Capítulo 45
Son las ocho y media del 31 de diciembre y el momento de verlo de nuevo.
Todavía estoy en la habitación del hotel, intentando calmarme mientras con ojo crítico examino mi atuendo. Llevo un pantalón negro con un suéter ceñido color crema decorado con minúsculas estrellitas doradas, a juego con las estrellas que luzco en mis orejas. Arreglada, pero informal, como diría Elsa.

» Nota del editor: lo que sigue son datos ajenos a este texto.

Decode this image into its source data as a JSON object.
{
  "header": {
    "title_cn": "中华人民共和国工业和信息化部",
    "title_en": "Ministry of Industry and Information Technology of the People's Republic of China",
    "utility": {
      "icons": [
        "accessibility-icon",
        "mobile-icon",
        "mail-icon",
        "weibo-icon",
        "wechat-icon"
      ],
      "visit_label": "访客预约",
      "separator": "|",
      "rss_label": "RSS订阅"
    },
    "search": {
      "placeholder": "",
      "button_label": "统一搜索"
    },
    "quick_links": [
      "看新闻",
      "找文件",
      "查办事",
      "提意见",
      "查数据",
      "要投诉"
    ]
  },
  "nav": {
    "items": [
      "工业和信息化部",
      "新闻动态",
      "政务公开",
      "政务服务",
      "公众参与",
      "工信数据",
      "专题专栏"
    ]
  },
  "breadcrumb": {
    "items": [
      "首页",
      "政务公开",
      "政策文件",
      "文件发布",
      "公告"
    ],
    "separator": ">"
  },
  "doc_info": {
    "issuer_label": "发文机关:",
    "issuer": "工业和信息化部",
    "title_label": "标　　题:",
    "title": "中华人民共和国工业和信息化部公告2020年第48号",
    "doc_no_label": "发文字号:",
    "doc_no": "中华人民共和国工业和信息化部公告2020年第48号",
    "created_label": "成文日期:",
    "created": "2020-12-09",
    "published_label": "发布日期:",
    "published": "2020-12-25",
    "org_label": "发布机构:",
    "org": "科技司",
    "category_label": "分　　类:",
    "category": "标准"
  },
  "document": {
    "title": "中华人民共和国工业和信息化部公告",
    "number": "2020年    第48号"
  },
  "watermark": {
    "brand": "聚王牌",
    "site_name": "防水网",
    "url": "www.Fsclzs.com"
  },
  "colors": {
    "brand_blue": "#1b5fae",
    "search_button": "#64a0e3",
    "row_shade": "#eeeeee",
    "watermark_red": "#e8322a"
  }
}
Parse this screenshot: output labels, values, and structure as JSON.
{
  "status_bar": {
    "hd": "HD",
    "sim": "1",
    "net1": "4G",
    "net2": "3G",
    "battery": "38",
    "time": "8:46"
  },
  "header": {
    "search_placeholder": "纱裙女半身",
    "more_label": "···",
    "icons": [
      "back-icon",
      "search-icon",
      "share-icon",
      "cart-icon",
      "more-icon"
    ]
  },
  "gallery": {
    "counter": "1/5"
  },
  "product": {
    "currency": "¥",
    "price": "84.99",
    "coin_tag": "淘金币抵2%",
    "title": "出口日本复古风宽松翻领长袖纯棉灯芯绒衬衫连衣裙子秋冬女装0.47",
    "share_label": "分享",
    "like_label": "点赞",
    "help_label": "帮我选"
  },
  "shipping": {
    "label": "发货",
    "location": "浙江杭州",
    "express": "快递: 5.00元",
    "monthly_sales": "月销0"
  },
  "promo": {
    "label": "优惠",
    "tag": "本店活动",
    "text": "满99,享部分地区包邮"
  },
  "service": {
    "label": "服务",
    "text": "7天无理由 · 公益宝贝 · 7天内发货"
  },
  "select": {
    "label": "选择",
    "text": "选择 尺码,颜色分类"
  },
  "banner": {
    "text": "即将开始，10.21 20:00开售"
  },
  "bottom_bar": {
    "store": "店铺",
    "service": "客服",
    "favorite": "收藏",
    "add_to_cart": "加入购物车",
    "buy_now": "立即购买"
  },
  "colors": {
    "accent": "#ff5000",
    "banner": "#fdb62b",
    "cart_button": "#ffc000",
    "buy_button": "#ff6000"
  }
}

Me pongo la chaqueta, me envuelvo con un fular y, tras coger mi bolso junto con la hadita que le compré ayer a Sara, salgo del hotel hacia mi coche, enfrentándome a la furia de los dioses, pues hace un viento que da miedo y nieva como si con esos copos quisieran cubrir el mundo.
Celia vive en el casco antiguo, muy cerca de donde lo hace Roberto. Su casa, de piedra como todas las que conforman el lugar, se encuentra en la misma plaza, sobre su pequeño negocio, Sabores de siempre, una tienda de delicatessen en la que venden tanto confituras como vinos, embutidos y chocolates. Aparco lo más cerca posible y, tiritando, llego hasta ella.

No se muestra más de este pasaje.